Professor Barton received the 2010 National Medal of Science, the 2015 Priestly Medal, ACS (2015) and in 2012 she was elected member of the Institute of Medicine.

Professor Bengt Nordén is a distinguished physical chemist and founder of the Molecular Frontiers Foundation, a global outreach organisation. He has pioneered polarised-light spectroscopy (Linear dichrois, LD) for studying transition moment directions in small molecules in anisotropic media.

In particular his work on “Site Specific Linear Dichroism by Molecular Replacement” was a major breakthrough in the study of systems not amenable to crystallography or NMR structural analysis. Recently his group has identified an elongated conformation of nucleic acids which could explain the triplet base arrangement and the 64 combinations of the genetic code as a natural consequence of the stacking physics of DNA.

Professor Nordén has carried out tireless work for the Nobel Committee for Chemistry over many years and continues to do so. He travels the world as an ambassador and great enthusiast for his subject.

Professor Sir Martyn Poliakoff is the foreign secretary and vice-president of the Royal Society. He is also a green chemist, working on gaining insights into fundamental chemistry and on developing environmentally acceptable chemical processes and materials.

He began his academic career as at King's College, Cambridge, then worked in the Department of Inorganic Chemistry of the University of Newcastle.

In 1979, he gained a Lectureship in the Department of Chemistry at the University of Nottingham where he is now a Research Professor in Chemistry. Professor Poliakoff is also an Honorary Professor of Chemistry at Moscow State University and was elected foreign member of the Russian Academy of Sciences in 2011.

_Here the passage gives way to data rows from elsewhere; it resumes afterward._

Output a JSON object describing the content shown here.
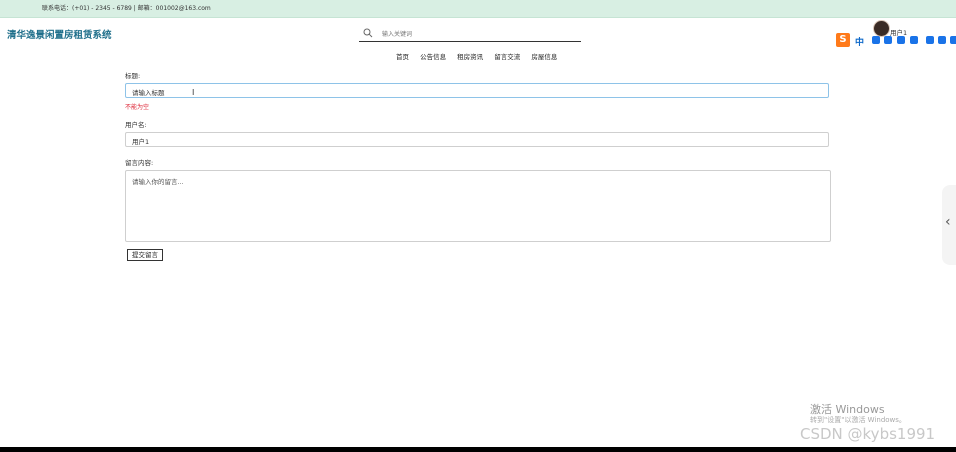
{
  "topbar": {
    "contact": "联系电话：(+01) - 2345 - 6789 | 邮箱：001002@163.com"
  },
  "site": {
    "title": "清华逸景闲置房租赁系统"
  },
  "search": {
    "placeholder": "输入关键词"
  },
  "nav": {
    "items": [
      "首页",
      "公告信息",
      "租房资讯",
      "留言交流",
      "房屋信息"
    ]
  },
  "user": {
    "name": "用户1"
  },
  "ime": {
    "zh": "中"
  },
  "form": {
    "title_label": "标题:",
    "title_value": "请输入标题",
    "title_error": "不能为空",
    "username_label": "用户名:",
    "username_value": "用户1",
    "content_label": "留言内容:",
    "content_placeholder": "请输入你的留言...",
    "submit_label": "提交留言"
  },
  "watermark": {
    "windows_line1": "激活 Windows",
    "windows_line2": "转到\"设置\"以激活 Windows。",
    "csdn": "CSDN @kybs1991"
  },
  "colors": {
    "topbar": "#d8efe3",
    "site_title": "#1f6f8b",
    "error": "#dd2233",
    "focus_border": "#8ec3e8"
  }
}
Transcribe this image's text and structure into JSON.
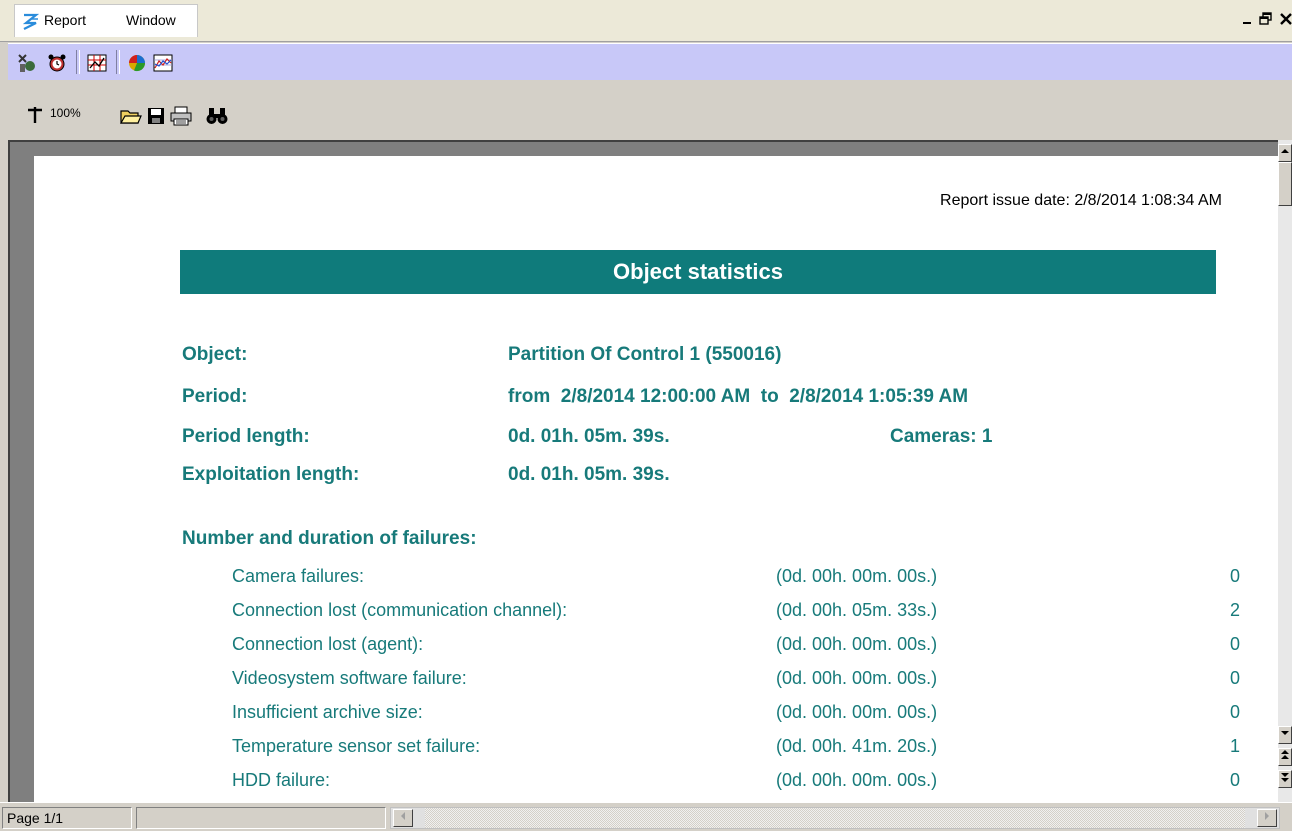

He was awarded a CBE for “Services to Sciences” in 2008 and, as we reported in our February edition, was knighted “for services to the chemical sciences” in the 2015 New Year Honours.

Professor Dame Julia Slingo is the Chief Scientist at the Met Office and is a world renowned expert in climate modelling and research. She was the first external scientist to be appointed to her current role and has been very vocal on climate change issues, publicly stating that climate change is likely to be a factor in the storms and floods Britain had been experiencing in recent times.

Julia graduated from the University of Bristol with a BSc in Physics and joined the UK Met Office. In 1986 she moved to the National Centre for Atmospheric Research in the US where she successfully completed her PhD thesis from the University of Bristol through a series of published papers.

She was awarded an OBE in 2008, a DBE in 2014 and continues to be an excellent role model for female scientists.

Professor Gábor Somorjai is a surface scientist, whose work impacts on a number of areas of science, including catalysis, tribology and nanotechnology. His group is studying the structure, bonding, and reactivity at solid surfaces on the atomic and molecular scale.

He has been a pioneer in the development of our understanding of a wide range of phenomena – from surface reconstructions to imaging catalytic reactions at high pressure, from structured nanoparticle fabrication to theoretical aspects of diffraction analysis.

Professor Somorjai is the author of over 1,000 scientific papers and inventor of more than 50 patents, his work has received ~ 50,000 citations (h-index over 100), ranking him among the most highly cited chemists worldwide.